Qui régule et qui influence le prix de l’électricité en France
La Commission de régulation de l’énergie (CRE) est l’autorité administrative indépendante chargée de veiller au bon fonctionnement des marchés de l’électricité et du gaz. Elle fixe les tarifs d’utilisation des réseaux, approuve les méthodes de calcul des TRV proposées par les fournisseurs historiques et publie des analyses de marché régulières. Son rôle est technique autant que politique : ses décisions s’imposent aux opérateurs tout en restant soumises au cadre législatif défini par le Parlement.
EDF reste l’acteur dominant, avec une part de marché supérieure à 70 % chez les particuliers. Son statut de producteur nucléaire lui confère un avantage structurel sur ses concurrents, mais aussi des obligations spécifiques : la fourniture de l’électricité au tarif réglementé à tous les consommateurs qui en font la demande, sans discrimination géographique. Cette mission de service public conditionne l’ensemble de la politique tarifaire nationale.
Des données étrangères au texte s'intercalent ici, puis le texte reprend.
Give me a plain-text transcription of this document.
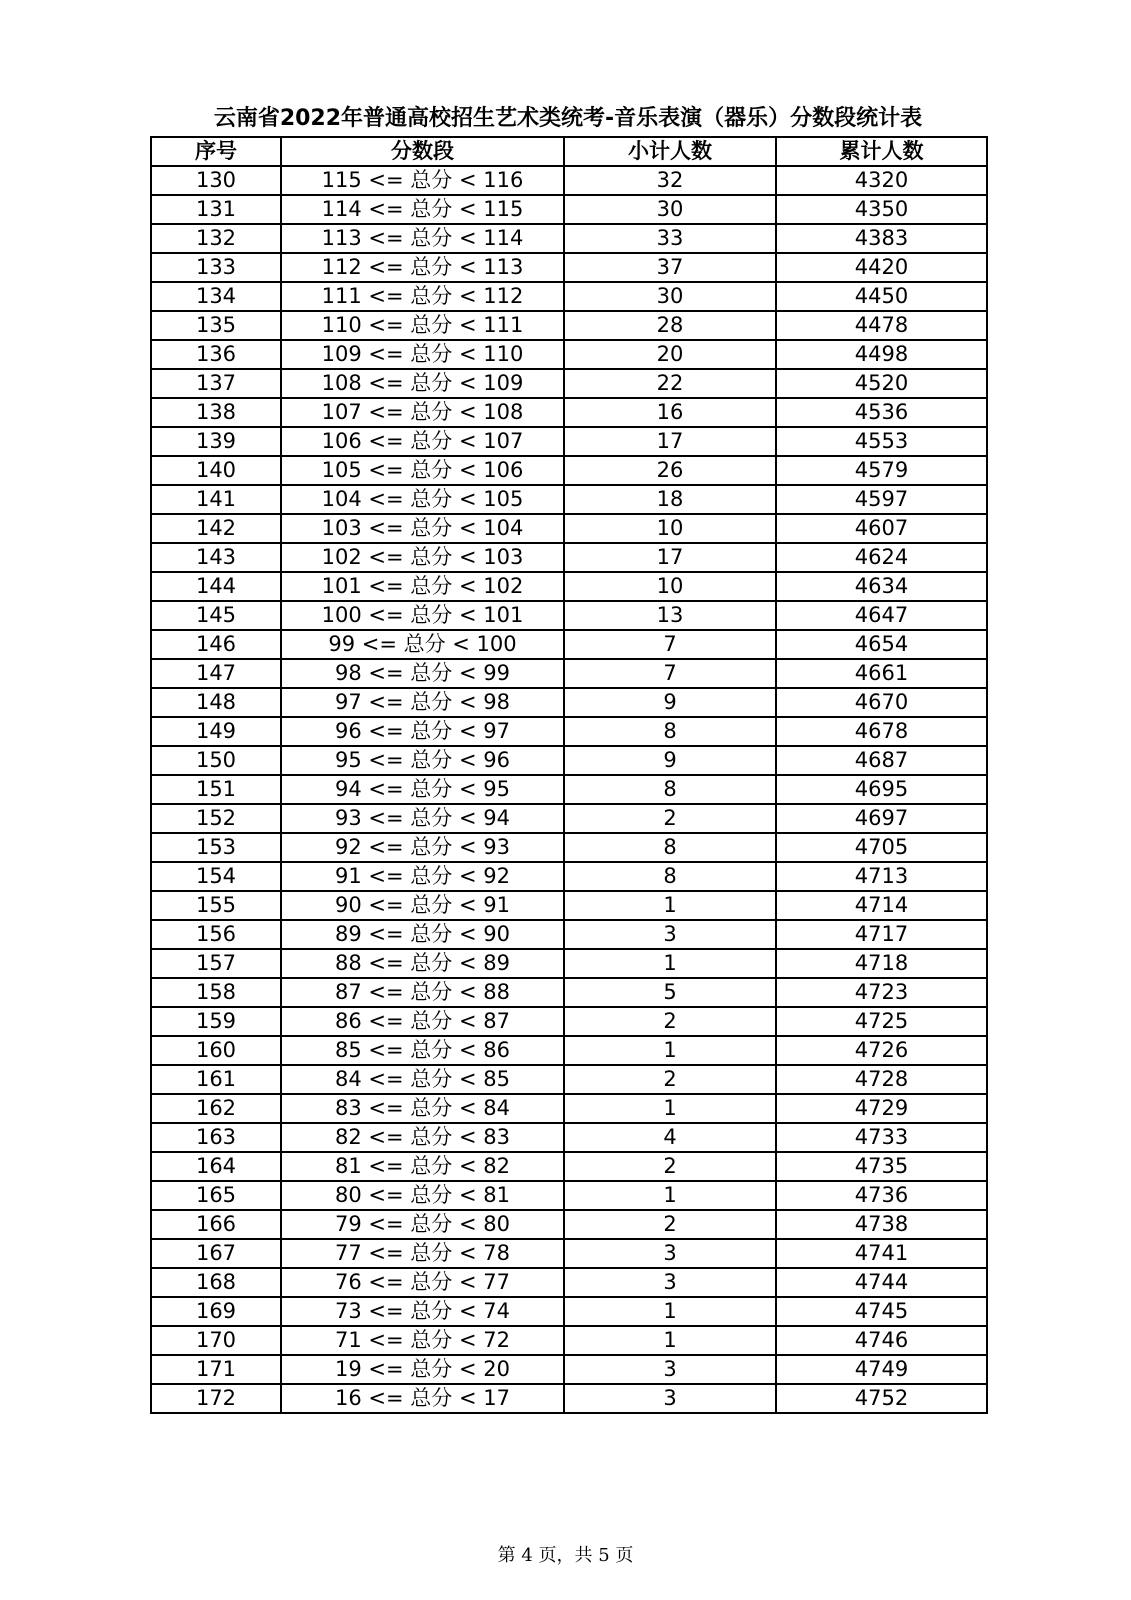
云南省2022年普通高校招生艺术类统考-音乐表演（器乐）分数段统计表
序号	分数段	小计人数	累计人数
130	115 <= 总分 < 116	32	4320
131	114 <= 总分 < 115	30	4350
132	113 <= 总分 < 114	33	4383
133	112 <= 总分 < 113	37	4420
134	111 <= 总分 < 112	30	4450
135	110 <= 总分 < 111	28	4478
136	109 <= 总分 < 110	20	4498
137	108 <= 总分 < 109	22	4520
138	107 <= 总分 < 108	16	4536
139	106 <= 总分 < 107	17	4553
140	105 <= 总分 < 106	26	4579
141	104 <= 总分 < 105	18	4597
142	103 <= 总分 < 104	10	4607
143	102 <= 总分 < 103	17	4624
144	101 <= 总分 < 102	10	4634
145	100 <= 总分 < 101	13	4647
146	99 <= 总分 < 100	7	4654
147	98 <= 总分 < 99	7	4661
148	97 <= 总分 < 98	9	4670
149	96 <= 总分 < 97	8	4678
150	95 <= 总分 < 96	9	4687
151	94 <= 总分 < 95	8	4695
152	93 <= 总分 < 94	2	4697
153	92 <= 总分 < 93	8	4705
154	91 <= 总分 < 92	8	4713
155	90 <= 总分 < 91	1	4714
156	89 <= 总分 < 90	3	4717
157	88 <= 总分 < 89	1	4718
158	87 <= 总分 < 88	5	4723
159	86 <= 总分 < 87	2	4725
160	85 <= 总分 < 86	1	4726
161	84 <= 总分 < 85	2	4728
162	83 <= 总分 < 84	1	4729
163	82 <= 总分 < 83	4	4733
164	81 <= 总分 < 82	2	4735
165	80 <= 总分 < 81	1	4736
166	79 <= 总分 < 80	2	4738
167	77 <= 总分 < 78	3	4741
168	76 <= 总分 < 77	3	4744
169	73 <= 总分 < 74	1	4745
170	71 <= 总分 < 72	1	4746
171	19 <= 总分 < 20	3	4749
172	16 <= 总分 < 17	3	4752
第 4 页，共 5 页
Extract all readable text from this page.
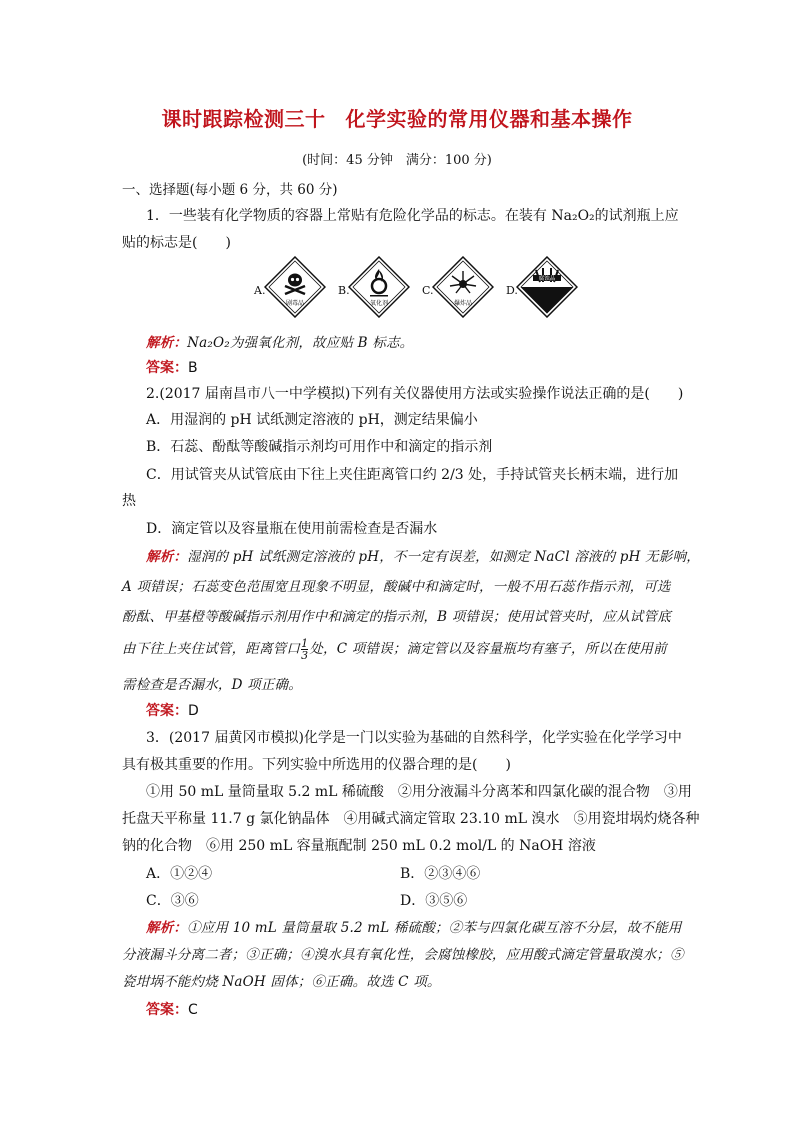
课时跟踪检测三十 化学实验的常用仪器和基本操作
(时间：45 分钟　满分：100 分)
一、选择题(每小题 6 分，共 60 分)
1．一些装有化学物质的容器上常贴有危险化学品的标志。在装有 Na₂O₂的试剂瓶上应
贴的标志是(　　)
A.
剧毒品
B.
氧化剂
C.
爆炸品
D.
腐蚀品
解析：Na₂O₂为强氧化剂，故应贴 B 标志。
答案：B
2.(2017 届南昌市八一中学模拟)下列有关仪器使用方法或实验操作说法正确的是(　　)
A．用湿润的 pH 试纸测定溶液的 pH，测定结果偏小
B．石蕊、酚酞等酸碱指示剂均可用作中和滴定的指示剂
C．用试管夹从试管底由下往上夹住距离管口约 2/3 处，手持试管夹长柄末端，进行加
热
D．滴定管以及容量瓶在使用前需检查是否漏水
解析：湿润的 pH 试纸测定溶液的 pH，不一定有误差，如测定 NaCl 溶液的 pH 无影响，
A 项错误；石蕊变色范围宽且现象不明显，酸碱中和滴定时，一般不用石蕊作指示剂，可选
酚酞、甲基橙等酸碱指示剂用作中和滴定的指示剂，B 项错误；使用试管夹时，应从试管底
由下往上夹住试管，距离管口 $\frac{1}{3}$ 处，C 项错误；滴定管以及容量瓶均有塞子，所以在使用前
需检查是否漏水，D 项正确。
答案：D
3．(2017 届黄冈市模拟)化学是一门以实验为基础的自然科学，化学实验在化学学习中
具有极其重要的作用。下列实验中所选用的仪器合理的是(　　)
①用 50 mL 量筒量取 5.2 mL 稀硫酸　②用分液漏斗分离苯和四氯化碳的混合物　③用
托盘天平称量 11.7 g 氯化钠晶体　④用碱式滴定管取 23.10 mL 溴水　⑤用瓷坩埚灼烧各种
钠的化合物　⑥用 250 mL 容量瓶配制 250 mL 0.2 mol/L 的 NaOH 溶液
A．①②④	B．②③④⑥
C．③⑥	D．③⑤⑥
解析：①应用 10 mL 量筒量取 5.2 mL 稀硫酸；②苯与四氯化碳互溶不分层，故不能用
分液漏斗分离二者；③正确；④溴水具有氧化性，会腐蚀橡胶，应用酸式滴定管量取溴水；⑤
瓷坩埚不能灼烧 NaOH 固体；⑥正确。故选 C 项。
答案：C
Engie, anciennement GDF Suez, s’est repositionné sur les offres de marché après la fin de son tarif réglementé de vente pour le gaz. Sur le segment électricité, le groupe propose des offres compétitives, notamment sur les contrats verts et les offres couplées électricité-gaz. Sa présence dans les énergies renouvelables lui permet de valoriser un argument environnemental auprès d’une clientèle sensible à l’empreinte carbone de sa consommation.
Le Ministère de la Transition écologique intervient en fixant le cadre législatif et en définissant les grandes orientations de la politique énergétique nationale. La loi de programmation énergie-climat, en cours de révision, définit les objectifs de mix énergétique à horizon 2035 et au-delà. Ces choix structurels influencent directement le coût de production de l’électricité et, par ricochet, le prix payé par les consommateurs finaux.
Face à cette architecture complexe, le consommateur — qu’il soit particulier ou professionnel de l’immobilier — a tout intérêt à comparer régulièrement les offres disponibles sur le marché. Le comparateur officiel proposé par la CRE sur son site permet d’évaluer les écarts entre fournisseurs pour un profil de consommation donné. Se faire accompagner par un conseiller en énergie ou un syndic de copropriété spécialisé reste la meilleure approche pour optimiser ses contrats et anticiper les évolutions tarifaires des prochaines années.